Minat Serius Manchester City
Meski Chelsea telah menutup pintu secara resmi, Manchester City, nan sekarang ditangani oleh mantan bos Chelsea, Enzo Maresca, dikabarkan tetap meletakkan minat besar. City memandang adanya celah bahwa klub asal London Barat tersebut secara privat tetap bersedia melakukan negosiasi jika nomor nan ditawarkan tepat.
Kebutuhan City bakal gelandang baru sangat mendesak setelah kepergian sejumlah pilar utama. Rodri telah pindah ke Barcelona, sementara Bernardo Silva meninggalkan klub setelah kontraknya berakhir.
Selain Fernandez, City juga tengah dalam pembicaraan lanjutan untuk memboyong gelandang Maroko, Ayyoub Bouaddi, dengan nilai £85 juta.
Sejauh ini, Maresca telah melakukan shopping besar-besaran dengan mendatangkan:
- Elliot Anderson dari Nottingham Forest (£116 juta)
- Jeremy Monga dari Leicester City (£12,5 juta)
- Geronimo Rulli dari Marseille (£1,7 juta)
Jika Fernandez dan Bouaddi sukses didatangkan, total shopping City di bawah Maresca diperkirakan bakal melampaui £330 juta (sekitar Rp6,6 triliun).
Dilema di Stamford Bridge
Situasi Fernandez di Chelsea semakin rumit akibat hubungannya dengan para penggemar. Dalam laga persahabatan melawan Real Sociedad nan berhujung dengan kemenangan 3-1 untuk Chelsea, Fernandez mendapat reaksi beragam dari tribun penonton. Terdengar cemoohan saat dia masuk menggantikan Reece James, meski sebagian pendukung lainnya merespons dengan sorakan dukungan.
Manajer baru Chelsea, Xabi Alonso, mencoba meredam ketegangan dengan memberikan ban kapten kepada Fernandez saat dia masuk ke lapangan.
Namun, ketidakpastian tetap menyelimuti ruang ganti. Alonso, nan sukses menerapkan sistem 3-4-2-1 selama pramusim, tentu tidak mau stabilitas tim terganggu oleh transfer besar di menit-menit akhir.
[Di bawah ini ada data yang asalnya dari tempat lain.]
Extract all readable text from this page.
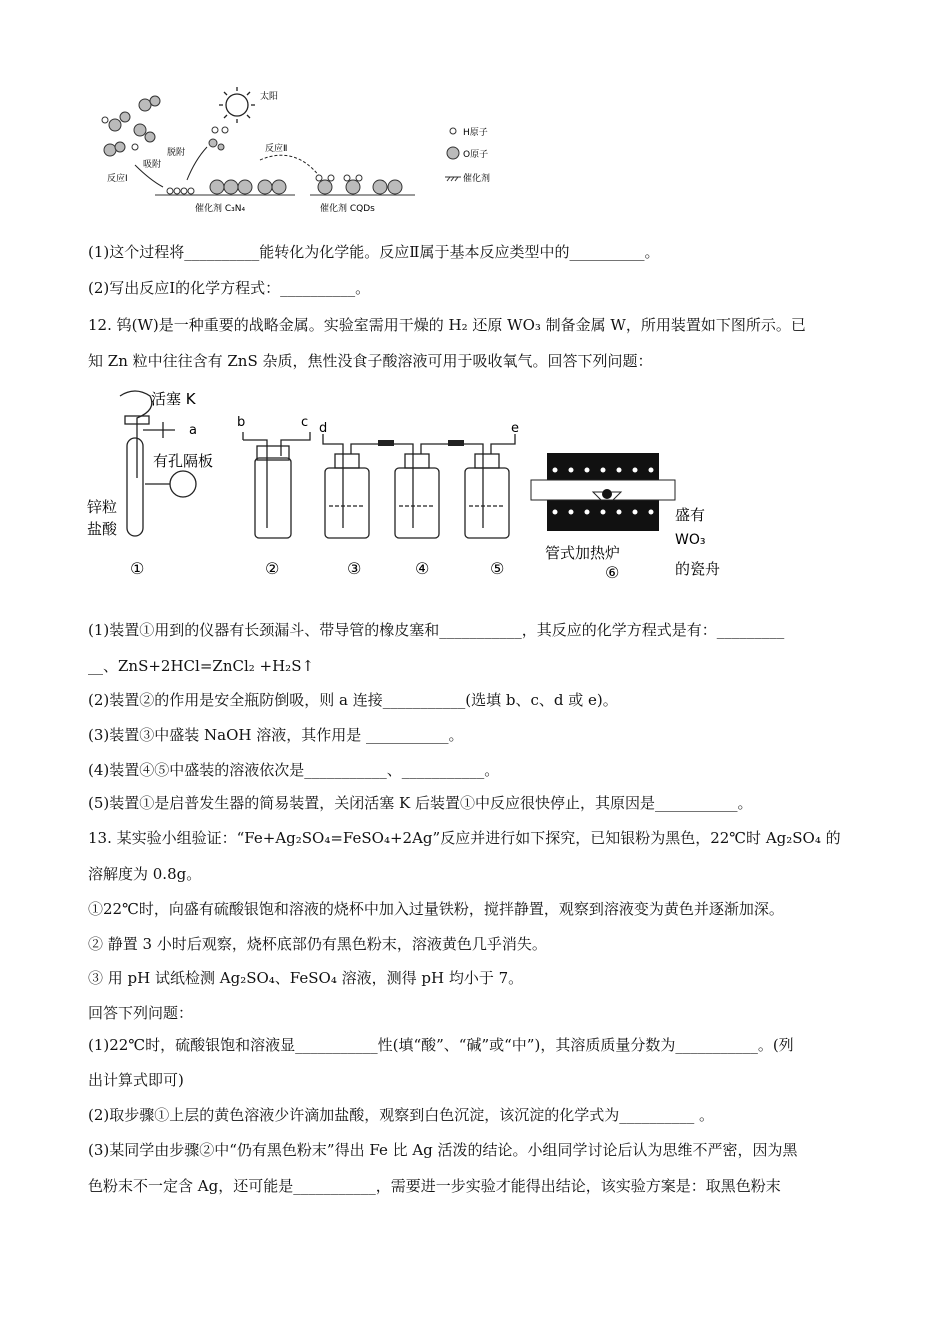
太阳
脱附
吸附
反应Ⅰ
反应Ⅱ
催化剂 C₃N₄	催化剂 CQDs
H原子
O原子
催化剂
(1)这个过程将__________能转化为化学能。反应Ⅱ属于基本反应类型中的__________。
(2)写出反应Ⅰ的化学方程式：__________。
12. 钨(W)是一种重要的战略金属。实验室需用干燥的 H₂ 还原 WO₃ 制备金属 W，所用装置如下图所示。已
知 Zn 粒中往往含有 ZnS 杂质，焦性没食子酸溶液可用于吸收氧气。回答下列问题：
活塞 K
a
有孔隔板
锌粒
盐酸
b	c d	e
管式加热炉
盛有
WO₃
的瓷舟
①	②	③	④	⑤	⑥
(1)装置①用到的仪器有长颈漏斗、带导管的橡皮塞和___________，其反应的化学方程式是有：_________
__、ZnS+2HCl=ZnCl₂ +H₂S↑
(2)装置②的作用是安全瓶防倒吸，则 a 连接___________(选填 b、c、d 或 e)。
(3)装置③中盛装 NaOH 溶液，其作用是 ___________。
(4)装置④⑤中盛装的溶液依次是___________、___________。
(5)装置①是启普发生器的简易装置，关闭活塞 K 后装置①中反应很快停止，其原因是___________。
13. 某实验小组验证：“Fe+Ag₂SO₄=FeSO₄+2Ag”反应并进行如下探究，已知银粉为黑色，22℃时 Ag₂SO₄ 的
溶解度为 0.8g。
①22℃时，向盛有硫酸银饱和溶液的烧杯中加入过量铁粉，搅拌静置，观察到溶液变为黄色并逐渐加深。
② 静置 3 小时后观察，烧杯底部仍有黑色粉末，溶液黄色几乎消失。
③ 用 pH 试纸检测 Ag₂SO₄、FeSO₄ 溶液，测得 pH 均小于 7。
回答下列问题：
(1)22℃时，硫酸银饱和溶液显___________性(填“酸”、“碱”或“中”)，其溶质质量分数为___________。(列
出计算式即可)
(2)取步骤①上层的黄色溶液少许滴加盐酸，观察到白色沉淀，该沉淀的化学式为__________ 。
(3)某同学由步骤②中“仍有黑色粉末”得出 Fe 比 Ag 活泼的结论。小组同学讨论后认为思维不严密，因为黑
色粉末不一定含 Ag，还可能是___________，需要进一步实验才能得出结论，该实验方案是：取黑色粉末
Laporan dari Spanyol menyebut bahwa Chelsea telah menunjuk pemasok ternama Jorge Mendes untuk membantu menyelesaikan situasi ini. Chelsea sendiri sebenarnya mempunyai stok gelandang nan cukup melimpah dengan adanya Moises Caicedo, Romeo Lavia, hingga pemain muda seperti Valentin Barco dan Dario Essugo, terutama lantaran mereka tidak berkompetisi di level Eropa musim ini.
Belajar dari Kasus Alexander Isak
Sejarah mencatat bahwa pernyataan "tidak dijual" sering kali hanya menjadi strategi negosiasi. Tahun lalu, Newcastle United bersikeras mempertahankan Alexander Isak dan menolak tawaran awal sebesar £110 juta. Namun, pada hari terakhir bursa transfer, Liverpool sukses merampungkan kesepakatan senilai £125 juta nan memecahkan rekor transfer Inggris.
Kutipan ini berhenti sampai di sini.